Across the nation, activists from victims to mayors participated in more than 120 events Thursday as part of a National Day of Action to pressure Congress. They described the day as one of the largest anti-gun-violence events in U.S. history.
It was the same day that newly released search warrants showed that police had found more than a thousand rounds of ammunition, an unlocked gun safe and samurai swords in Newtown gunman Adam Lanza’s home
Obama, flanked by Vice President Joe Biden, stood in front of 20 mothers who’d been affected by gun violence, including one who’d lost her child 35 days ago. At least two women were visibly emotional, crying or fighting back tears. The White House declined to name the women.
Nearly 200 supporters of the legislation filled the White House East Room, including the families of three of the Newtown victims and the mother of 15-year-old Hadiya Pendleton, who was killed on her way to school two months ago in Chicago.
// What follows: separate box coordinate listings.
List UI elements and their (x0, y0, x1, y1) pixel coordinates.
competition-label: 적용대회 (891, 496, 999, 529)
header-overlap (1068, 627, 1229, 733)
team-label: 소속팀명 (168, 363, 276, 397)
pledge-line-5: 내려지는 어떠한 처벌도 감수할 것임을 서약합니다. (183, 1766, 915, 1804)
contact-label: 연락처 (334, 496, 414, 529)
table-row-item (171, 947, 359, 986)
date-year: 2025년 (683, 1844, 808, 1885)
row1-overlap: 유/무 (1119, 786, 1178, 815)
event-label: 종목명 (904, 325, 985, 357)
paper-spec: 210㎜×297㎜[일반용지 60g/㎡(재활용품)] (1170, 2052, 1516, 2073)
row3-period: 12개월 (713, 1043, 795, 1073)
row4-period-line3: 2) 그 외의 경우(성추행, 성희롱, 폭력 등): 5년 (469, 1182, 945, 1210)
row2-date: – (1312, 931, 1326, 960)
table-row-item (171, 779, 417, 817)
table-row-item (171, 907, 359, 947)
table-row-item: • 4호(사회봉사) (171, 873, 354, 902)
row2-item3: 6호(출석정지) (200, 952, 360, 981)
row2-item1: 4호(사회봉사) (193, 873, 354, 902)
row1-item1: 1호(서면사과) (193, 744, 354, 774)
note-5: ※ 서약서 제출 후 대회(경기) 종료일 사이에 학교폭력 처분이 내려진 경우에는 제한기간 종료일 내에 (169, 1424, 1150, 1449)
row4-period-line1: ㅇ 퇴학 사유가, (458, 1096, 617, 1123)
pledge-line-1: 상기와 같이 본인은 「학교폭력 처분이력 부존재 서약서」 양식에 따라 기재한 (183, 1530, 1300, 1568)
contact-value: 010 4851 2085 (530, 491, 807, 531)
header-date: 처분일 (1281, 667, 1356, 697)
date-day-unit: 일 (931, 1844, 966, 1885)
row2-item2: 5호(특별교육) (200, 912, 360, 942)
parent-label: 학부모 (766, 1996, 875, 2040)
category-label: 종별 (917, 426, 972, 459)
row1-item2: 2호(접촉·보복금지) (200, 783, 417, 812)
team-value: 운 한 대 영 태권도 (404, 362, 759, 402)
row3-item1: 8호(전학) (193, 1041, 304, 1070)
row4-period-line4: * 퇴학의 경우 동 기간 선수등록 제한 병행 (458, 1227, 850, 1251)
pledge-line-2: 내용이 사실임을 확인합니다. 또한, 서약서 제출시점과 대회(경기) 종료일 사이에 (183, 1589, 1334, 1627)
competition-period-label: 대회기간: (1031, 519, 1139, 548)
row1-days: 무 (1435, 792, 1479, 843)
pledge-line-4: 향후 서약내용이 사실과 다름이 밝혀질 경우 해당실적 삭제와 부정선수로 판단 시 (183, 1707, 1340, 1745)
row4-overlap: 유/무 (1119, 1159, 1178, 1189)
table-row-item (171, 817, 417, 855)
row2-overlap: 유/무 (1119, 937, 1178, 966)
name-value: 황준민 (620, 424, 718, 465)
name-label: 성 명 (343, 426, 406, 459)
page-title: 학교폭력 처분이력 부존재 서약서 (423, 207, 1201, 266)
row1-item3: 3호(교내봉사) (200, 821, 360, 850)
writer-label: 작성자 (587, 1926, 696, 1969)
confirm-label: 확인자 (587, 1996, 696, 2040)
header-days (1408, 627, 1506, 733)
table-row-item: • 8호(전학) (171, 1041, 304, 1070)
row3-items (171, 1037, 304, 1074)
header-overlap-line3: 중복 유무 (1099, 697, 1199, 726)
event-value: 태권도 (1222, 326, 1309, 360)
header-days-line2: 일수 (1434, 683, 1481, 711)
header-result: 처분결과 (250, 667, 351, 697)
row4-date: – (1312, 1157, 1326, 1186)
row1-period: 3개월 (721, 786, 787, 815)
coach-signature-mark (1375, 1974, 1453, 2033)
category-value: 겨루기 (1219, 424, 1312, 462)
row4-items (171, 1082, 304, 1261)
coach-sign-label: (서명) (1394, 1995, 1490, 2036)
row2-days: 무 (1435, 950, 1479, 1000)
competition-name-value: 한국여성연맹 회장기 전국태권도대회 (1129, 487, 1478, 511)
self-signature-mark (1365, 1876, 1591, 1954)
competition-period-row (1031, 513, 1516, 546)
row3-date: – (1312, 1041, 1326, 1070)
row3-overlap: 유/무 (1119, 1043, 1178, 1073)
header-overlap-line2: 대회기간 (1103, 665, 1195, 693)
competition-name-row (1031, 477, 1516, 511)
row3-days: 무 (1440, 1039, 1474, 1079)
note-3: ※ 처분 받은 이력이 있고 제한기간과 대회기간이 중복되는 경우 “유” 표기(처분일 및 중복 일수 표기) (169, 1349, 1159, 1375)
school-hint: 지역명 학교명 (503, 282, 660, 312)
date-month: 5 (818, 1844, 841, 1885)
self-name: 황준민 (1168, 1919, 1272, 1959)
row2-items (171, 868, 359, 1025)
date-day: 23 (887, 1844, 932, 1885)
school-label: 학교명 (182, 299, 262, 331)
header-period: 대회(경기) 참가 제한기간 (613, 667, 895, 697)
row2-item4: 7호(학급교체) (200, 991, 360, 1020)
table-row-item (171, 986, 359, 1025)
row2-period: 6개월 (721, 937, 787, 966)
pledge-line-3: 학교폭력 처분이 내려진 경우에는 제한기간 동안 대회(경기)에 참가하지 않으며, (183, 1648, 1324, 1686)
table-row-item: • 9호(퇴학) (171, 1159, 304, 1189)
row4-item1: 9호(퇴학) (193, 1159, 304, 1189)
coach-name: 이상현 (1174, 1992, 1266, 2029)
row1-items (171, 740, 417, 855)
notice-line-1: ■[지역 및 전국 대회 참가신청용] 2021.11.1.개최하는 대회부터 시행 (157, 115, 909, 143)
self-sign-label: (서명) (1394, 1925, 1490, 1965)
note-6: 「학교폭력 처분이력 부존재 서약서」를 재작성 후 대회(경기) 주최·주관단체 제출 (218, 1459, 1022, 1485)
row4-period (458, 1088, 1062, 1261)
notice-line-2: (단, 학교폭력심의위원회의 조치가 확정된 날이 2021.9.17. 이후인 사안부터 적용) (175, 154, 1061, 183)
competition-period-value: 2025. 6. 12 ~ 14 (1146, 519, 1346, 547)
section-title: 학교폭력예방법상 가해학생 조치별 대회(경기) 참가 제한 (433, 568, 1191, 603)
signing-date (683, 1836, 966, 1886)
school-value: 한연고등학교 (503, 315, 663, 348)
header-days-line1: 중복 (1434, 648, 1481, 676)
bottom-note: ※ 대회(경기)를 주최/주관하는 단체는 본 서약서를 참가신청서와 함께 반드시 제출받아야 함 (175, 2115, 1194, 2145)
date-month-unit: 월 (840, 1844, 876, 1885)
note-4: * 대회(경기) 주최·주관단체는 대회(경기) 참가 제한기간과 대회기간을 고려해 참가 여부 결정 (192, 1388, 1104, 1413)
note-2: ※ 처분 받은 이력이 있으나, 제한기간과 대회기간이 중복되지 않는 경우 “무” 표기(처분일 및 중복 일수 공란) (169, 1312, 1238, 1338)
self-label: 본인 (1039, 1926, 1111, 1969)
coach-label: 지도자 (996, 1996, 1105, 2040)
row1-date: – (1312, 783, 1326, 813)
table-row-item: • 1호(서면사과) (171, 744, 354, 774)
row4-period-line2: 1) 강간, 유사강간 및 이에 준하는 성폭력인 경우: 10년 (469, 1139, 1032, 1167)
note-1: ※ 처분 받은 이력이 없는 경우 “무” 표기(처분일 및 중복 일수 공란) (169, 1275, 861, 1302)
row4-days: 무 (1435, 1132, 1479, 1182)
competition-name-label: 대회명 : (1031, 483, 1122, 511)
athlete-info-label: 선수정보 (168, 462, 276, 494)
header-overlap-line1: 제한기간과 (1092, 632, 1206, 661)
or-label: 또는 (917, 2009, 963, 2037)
“As any of the families and friends who are here today can tell you, the grief doesn’t ever go away,” Obama said. “Amen,” several women responded.
“The notion that two months or three months after something as horrific as what happened in Newtown happens and we’ve moved on to other things, that’s not who we are,” he said. “That’s not who we are.”
Obama was introduced by Katerina Rodgaard, a lawyer, teacher and mother of two young children from Maryland who lost one of her dance students, Reema Samaha, 18, in the massacre at Virginia Tech six years ago. After Newtown, Rodgaard said, she “no longer felt it was safe to raise a family in this country.”
Mayors Against Illegal Guns, one of the nation’s leading gun-control groups, founded by New York Mayor Michael Bloomberg, on Thursday launched the first TV ads featuring family members of those killed in Newtown. The ads are airing in Connecticut.
Obama will travel to Denver next Wednesday to continue his push for gun legislation.